Cimeira da NATO: Bauer apela a aumentos drásticos nos armamentos para a paz!
O almirante Rob Bauer discute a estratégia da OTAN contra a Rússia e a influência da China na segurança da Europa durante a cimeira em Berlim.

Cimeira da NATO: Bauer apela a aumentos drásticos nos armamentos para a paz!
Num mundo caracterizado pela incerteza e pelas tensões geopolíticas, a OTAN desempenha um papel central. Esta semana, mais concretamente no primeiro dia da cimeira da NATO em Haia, o novo livro foi lançado pelo Almirante Rob Bauer, antigo presidente do Comité Militar da NATO. "Se você quer paz, prepare-se para a guerra. Um plano para a dissuasão", em coautoria com Eleonora Russell, lança um olhar penetrante sobre a atual situação de segurança e a necessidade de maior prontidão militar.
O almirante Bauer, que chefiou o Comité Militar da OTAN de 2021 a Janeiro de 2025, preocupa-se com o futuro militar da Europa numa entrevista ao Handelsblatt. Com a clara exigência de que os gastos militares aumentem para cinco por cento do produto interno bruto (PIB), ele enfatiza que isso não deve comprometer os investimentos da política social na educação e na saúde. A Ucrânia, em particular, que já gasta 35% do seu PIB na guerra, serve de exemplo da urgência de uma medida tão drástica para prevenir futuros conflitos.
Dissuasão e preparação para emergências
O Almirante Bauer sabe do que está falando.
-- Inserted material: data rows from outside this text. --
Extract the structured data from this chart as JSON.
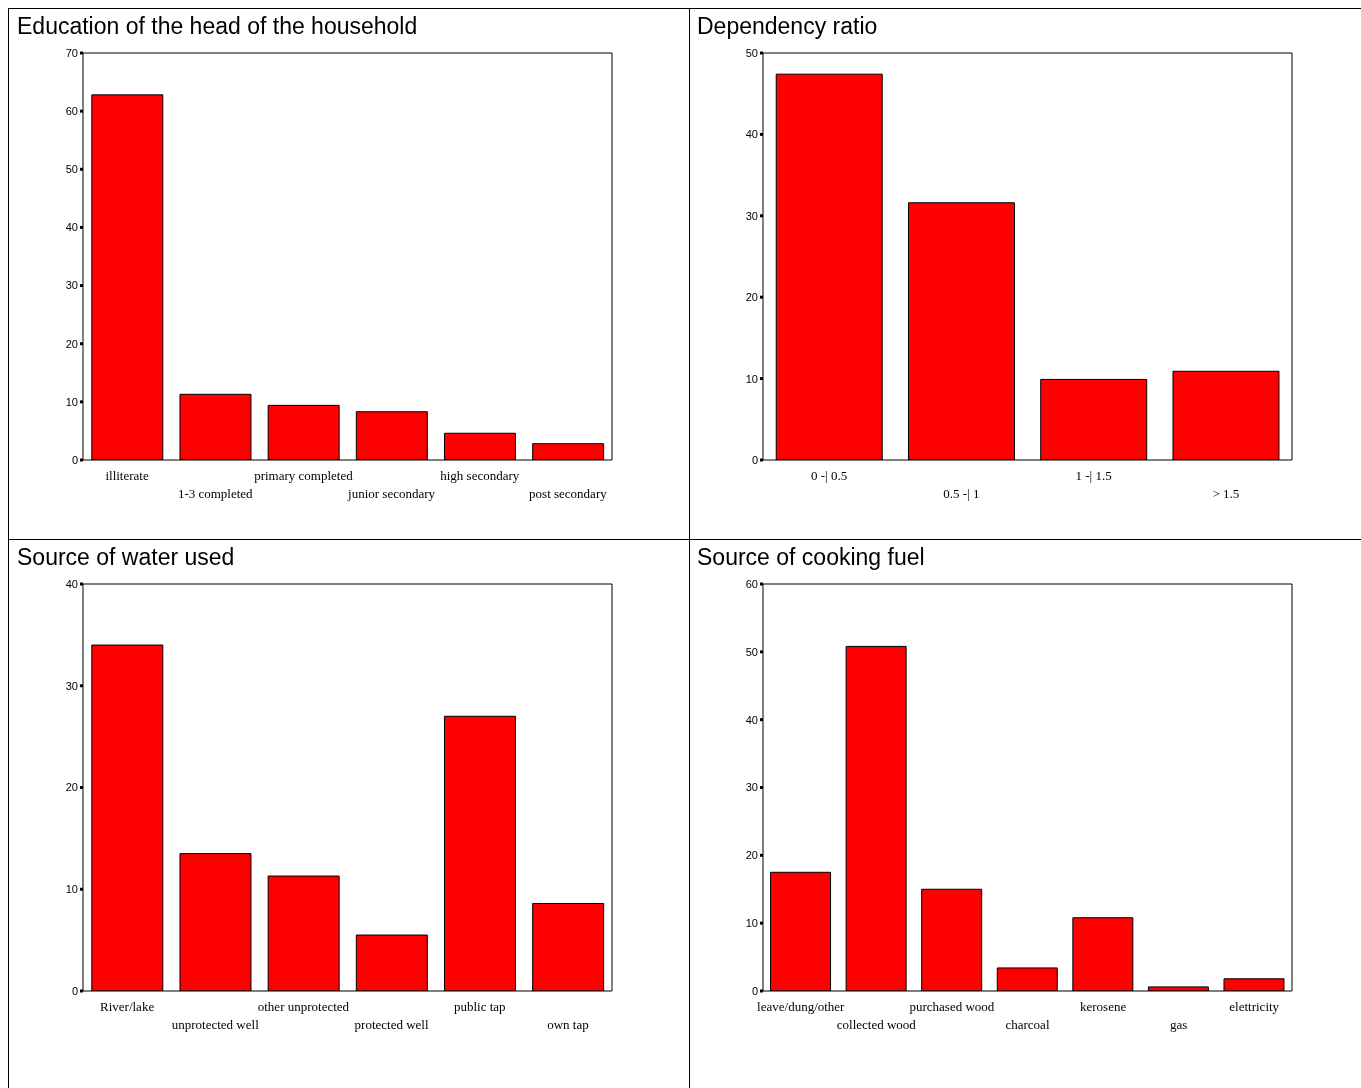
{
  "chart_data": [
    {
      "type": "bar",
      "title": "Education of the head of the household",
      "categories": [
        "illiterate",
        "1-3 completed",
        "primary completed",
        "junior secondary",
        "high secondary",
        "post secondary"
      ],
      "values": [
        62.8,
        11.3,
        9.4,
        8.3,
        4.6,
        2.8
      ],
      "color": "#ff0000",
      "ylim": [
        0,
        70
      ],
      "yticks": [
        0,
        10,
        20,
        30,
        40,
        50,
        60,
        70
      ]
    },
    {
      "type": "bar",
      "title": "Dependency ratio",
      "categories": [
        "0 -| 0.5",
        "0.5 -| 1",
        "1 -| 1.5",
        "> 1.5"
      ],
      "values": [
        47.4,
        31.6,
        9.9,
        10.9
      ],
      "color": "#ff0000",
      "ylim": [
        0,
        50
      ],
      "yticks": [
        0,
        10,
        20,
        30,
        40,
        50
      ]
    },
    {
      "type": "bar",
      "title": "Source of water used",
      "categories": [
        "River/lake",
        "unprotected well",
        "other unprotected",
        "protected well",
        "public tap",
        "own tap"
      ],
      "values": [
        34.0,
        13.5,
        11.3,
        5.5,
        27.0,
        8.6
      ],
      "color": "#ff0000",
      "ylim": [
        0,
        40
      ],
      "yticks": [
        0,
        10,
        20,
        30,
        40
      ]
    },
    {
      "type": "bar",
      "title": "Source of cooking fuel",
      "categories": [
        "leave/dung/other",
        "collected wood",
        "purchased wood",
        "charcoal",
        "kerosene",
        "gas",
        "elettricity"
      ],
      "values": [
        17.5,
        50.8,
        15.0,
        3.4,
        10.8,
        0.6,
        1.8
      ],
      "color": "#ff0000",
      "ylim": [
        0,
        60
      ],
      "yticks": [
        0,
        10,
        20,
        30,
        40,
        50,
        60
      ]
    }
  ]
}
Compara a situação geopolítica actual com a da Guerra Fria e manifesta a preocupação de que a Europa possa encontrar-se novamente num conflito deste tipo. Relembrando a história, ele menciona a frase: “Não quero ter que aprender russo” e conecta isso com o lema da época “Melhor morto do que vermelho”. Portanto, estas palavras não são uma interjeição aleatória, mas antes têm peso no discurso actual sobre a paz e a segurança internacionais.
A OTAN está a seguir uma abordagem holística. Na cimeira da NATO em Madrid, em 2022, foi adoptado um novo conceito estratégico que aborda os riscos colocados pelos regimes autoritários e pela ascensão da China. Ao mesmo tempo, a Rússia é identificada como uma ameaça fundamental. A OTAN baseia-se numa abordagem de 360 graus à percepção de ameaças e pretende defender cada metro quadrado do território da aliança. Isto também inclui o aumento de tropas nos Estados-membros orientais e o reforço da defesa aérea e das capacidades de longo alcance para combater ataques iminentes.
A direção estratégica da OTAN
A fim de responder adequadamente às ameaças da Rússia e da China, Bauer apela a preparativos não só militares, mas também económicos e sociais. Os Estados-membros deverão ser capazes de eliminar instalações de armas antes de estas poderem ser utilizadas contra a aliança. As empresas são obrigadas a adaptar as suas cadeias de produção e abastecimento para serem menos vulneráveis a possíveis chantagens por parte de estados autoritários.
Os desafios que a OTAN enfrenta hoje não são apenas militares. As ameaças híbridas que incluem ataques cibernéticos e campanhas de desinformação tornam a situação de segurança complexa. A resposta pouco clara a tais ameaças deixa involuntariamente espaço para especulações e riscos potenciais. O Almirante Bauer adverte que uma estreita dependência dos fornecimentos da China poderia pôr em perigo a estabilidade da Europa.
Em resumo, nos últimos anos a OTAN tomou uma direcção que visa a defesa colectiva, a gestão de crises e a segurança cooperativa. No entanto, o sucesso desta estratégia depende não apenas dos recursos militares, mas também da resiliência da economia e da determinação política dos Estados-Membros. Resta esperar que as sugestões do Almirante Bauer sejam ouvidas e efectivamente postas em prática.
Para mais informações sobre o foco da cimeira da OTAN e as reflexões do Almirante Bauer, leia o artigo completo Mundo jovem, Foco e bpb para ler.